How do you create the first index?

There is no need to create a special first index. As soon as you build an index with Index::Index.new(), a new and empty index will be created, if not already present.

However, if you want to define one or more special Fields using FieldInfos, you might want to create the Index via the create_index method of FieldInfos.

  field_infos = FieldInfos.new(:term_vector => :no)
  field_infos.add_field(:title, :index => :untokenized, :boost => 10.0)
  field_infos.add_field(:content, :term_vector => :yes)
  field_infos.create_index("/path/to/index")

Or you can pass the FieldInfos object to the IndexWriter or Index constructor and let them take care of the creation for you.

  field_infos = FieldInfos.new(:term_vector => :no)
  field_infos.add_field(:title, :index => :untokenized, :boost => 10.0)
  field_infos.add_field(:content, :term_vector => :yes)

  index = Index.new(:field_infos => field_infos, :path => "/path/to/index')

see also What is a Field?, What is a FieldInfo?

What is the default fieldinfo?

By default, the field value will be stored, it will be searchable and tokenized and will store the term-vectors with positions and offsets (blowing up your index). You can override these defaults with your own defaults by passing them to the FieldInfos? constructor.

  # Set the defaults for all fields
  FieldInfos.new(:term_vector => :no, :store => :no)

Can I add new fields after I've created the FieldInfos?

Yes, simply add them to the field_infos of the Index.

  index.field_infos.add_field(:new_field, :store => :yes)

What happens if I add new Fields to the Index later on?

You can add fields anytime you want, this will not have an impact on the speed of ferret. But you should remember to optimize your index.

What happens if I try to add a Field to the index, that is already in there?

You will get an ArgumentError Exception, so you should either handle the exception or check, if a field of that name is already defined.

  # check if field already defined
  index.field_infos.fields.include?(:my_new_field) 

  # handle potential exceptions while adding
  begin
    index.field_infos.add_field( :new_field, :store => :no )
  rescue ArgumentException
    # do something.. 
  end

Is there a way to optimize the Index?

Yes, and it's your task to do that. Use the optimize method of Index. While it is not neccessary to optimize the index every time after you've added a new document, we recommend optimizing the index if there are no more indexing requests pending.

How to index all files under a directory?

Brian McCallister's wrote a few lines on how to do that in his blog. Here is some even simpler code.

#!/usr/bin/env ruby
require 'rubygems'
require 'ferret'

index = Ferret::I.new(:path => '/path/to/index')

Dir["/path/to/dir/**/*.txt").each do |path|
  index << {:path => path, :content => File.read(path)}
end

puts index.search("Ferret").to_s(:path)

How to index an IMAP directory?

John Wells has written some lines of code to index via IMAP using Ferret.
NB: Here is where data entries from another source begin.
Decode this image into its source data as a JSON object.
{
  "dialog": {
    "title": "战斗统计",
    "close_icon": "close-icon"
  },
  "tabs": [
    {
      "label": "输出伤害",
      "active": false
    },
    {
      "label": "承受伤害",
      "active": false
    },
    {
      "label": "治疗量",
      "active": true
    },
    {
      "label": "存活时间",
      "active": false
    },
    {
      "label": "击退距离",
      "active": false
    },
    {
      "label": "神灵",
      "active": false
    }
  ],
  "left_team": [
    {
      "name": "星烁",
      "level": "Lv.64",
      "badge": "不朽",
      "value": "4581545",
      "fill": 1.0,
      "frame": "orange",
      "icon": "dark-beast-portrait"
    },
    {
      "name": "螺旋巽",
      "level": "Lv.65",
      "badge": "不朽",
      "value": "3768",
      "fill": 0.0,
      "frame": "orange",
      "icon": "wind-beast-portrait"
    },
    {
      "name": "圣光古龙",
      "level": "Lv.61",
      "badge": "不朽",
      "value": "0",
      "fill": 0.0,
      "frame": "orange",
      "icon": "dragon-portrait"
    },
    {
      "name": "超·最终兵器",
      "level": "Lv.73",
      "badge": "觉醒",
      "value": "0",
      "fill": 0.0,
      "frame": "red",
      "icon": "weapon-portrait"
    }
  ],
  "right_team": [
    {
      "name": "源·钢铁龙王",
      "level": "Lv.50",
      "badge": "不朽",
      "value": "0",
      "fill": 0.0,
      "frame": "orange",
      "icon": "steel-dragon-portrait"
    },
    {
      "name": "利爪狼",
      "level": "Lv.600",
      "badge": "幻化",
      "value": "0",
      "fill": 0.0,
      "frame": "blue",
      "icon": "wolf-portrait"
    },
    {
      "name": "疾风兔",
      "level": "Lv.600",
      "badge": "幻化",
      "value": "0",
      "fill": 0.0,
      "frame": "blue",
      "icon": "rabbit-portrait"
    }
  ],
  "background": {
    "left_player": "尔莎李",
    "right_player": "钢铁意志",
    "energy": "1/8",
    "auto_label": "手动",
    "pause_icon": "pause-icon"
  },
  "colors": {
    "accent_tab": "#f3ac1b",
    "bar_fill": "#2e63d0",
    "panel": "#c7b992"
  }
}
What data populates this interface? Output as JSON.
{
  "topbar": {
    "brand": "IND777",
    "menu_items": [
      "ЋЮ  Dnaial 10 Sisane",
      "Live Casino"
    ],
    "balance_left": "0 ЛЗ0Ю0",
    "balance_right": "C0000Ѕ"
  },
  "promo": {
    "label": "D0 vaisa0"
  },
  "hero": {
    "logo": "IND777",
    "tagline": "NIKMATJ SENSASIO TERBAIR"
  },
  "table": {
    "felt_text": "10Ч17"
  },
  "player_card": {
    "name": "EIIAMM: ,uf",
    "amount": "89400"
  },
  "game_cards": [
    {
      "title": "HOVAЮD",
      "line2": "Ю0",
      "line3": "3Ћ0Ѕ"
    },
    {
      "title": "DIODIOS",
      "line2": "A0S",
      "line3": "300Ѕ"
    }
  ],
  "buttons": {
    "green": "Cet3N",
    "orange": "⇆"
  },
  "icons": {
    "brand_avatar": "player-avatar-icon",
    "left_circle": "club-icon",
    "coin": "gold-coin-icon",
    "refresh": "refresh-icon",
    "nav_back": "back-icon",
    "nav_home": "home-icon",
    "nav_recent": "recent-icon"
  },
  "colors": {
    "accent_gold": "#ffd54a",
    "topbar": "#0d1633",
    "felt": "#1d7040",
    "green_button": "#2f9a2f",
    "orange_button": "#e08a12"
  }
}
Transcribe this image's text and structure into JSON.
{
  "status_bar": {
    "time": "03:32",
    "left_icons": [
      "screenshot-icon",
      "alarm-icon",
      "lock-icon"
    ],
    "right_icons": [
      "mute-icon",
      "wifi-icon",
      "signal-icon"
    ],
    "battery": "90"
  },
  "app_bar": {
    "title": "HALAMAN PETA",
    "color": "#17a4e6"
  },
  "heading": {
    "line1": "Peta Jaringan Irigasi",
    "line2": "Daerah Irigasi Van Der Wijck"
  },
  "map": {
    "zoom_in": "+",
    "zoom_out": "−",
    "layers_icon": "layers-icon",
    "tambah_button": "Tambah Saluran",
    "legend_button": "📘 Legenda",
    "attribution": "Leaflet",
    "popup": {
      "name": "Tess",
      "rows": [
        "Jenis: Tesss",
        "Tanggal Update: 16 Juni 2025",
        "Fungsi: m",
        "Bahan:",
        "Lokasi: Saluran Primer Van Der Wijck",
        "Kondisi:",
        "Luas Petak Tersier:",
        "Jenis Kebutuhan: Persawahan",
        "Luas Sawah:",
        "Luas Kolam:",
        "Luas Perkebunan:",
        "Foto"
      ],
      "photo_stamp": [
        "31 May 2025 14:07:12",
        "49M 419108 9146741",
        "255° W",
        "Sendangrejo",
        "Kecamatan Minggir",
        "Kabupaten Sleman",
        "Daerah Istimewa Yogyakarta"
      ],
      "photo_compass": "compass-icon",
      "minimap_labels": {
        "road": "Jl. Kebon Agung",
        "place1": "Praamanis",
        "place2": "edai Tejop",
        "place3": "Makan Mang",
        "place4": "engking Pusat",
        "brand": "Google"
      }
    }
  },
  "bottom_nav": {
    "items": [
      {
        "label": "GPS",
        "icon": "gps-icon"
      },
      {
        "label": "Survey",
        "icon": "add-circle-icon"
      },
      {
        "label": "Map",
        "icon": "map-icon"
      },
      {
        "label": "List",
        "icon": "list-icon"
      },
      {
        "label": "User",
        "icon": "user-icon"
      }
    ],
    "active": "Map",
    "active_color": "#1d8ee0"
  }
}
Code can be found in this thread on the Ruby Forum.

How can I crawl external content and add it to my index?

Take a look at RDig (http://rubyforge.org/projects/rdig). It contains a simple HTTP crawler and some support for extracting textual content from the fetched pages. Adding the content to your index is your task.

How to remove all documents from index?

You can either remove all documents from the index by deleting each document:

index.size.times {|i| index.delete(i)}

Or you simply overwrite the current index by forcing the creation of a new one:

index = Index::Index.new(:path => '/path/to/index', :create => true)

Can I use an index that was build with Lucene?

Maybe with 0.9.* versions or earlier. And then only if the index doesn't contain any multibyte characters. That is, if all the data is ASCII.

How to use Ferret on an Existing Java Lucene Index?

See the previous question first. Unless it is very easy for you to reindex all of your documents using Lucene, I recommend you make a copy of your index. This hasn't been extensively tested so I can't guarantee you won't corrupt your index. So on *nix, that would be;

    cp -R /path/to/index /path/to/index_copy

Then simple open the index as you usually would in Ferret;

index = Index::Index.new(:path=>'/path/to/index_copy')
# Add documents, run searches etc.
index.close

Note: It appears this doesn't work if the Lucene index uses the ".cfs" (Compound file format). When I set IndexWriter.setUseCompoundFile(false) in the Java program it works great.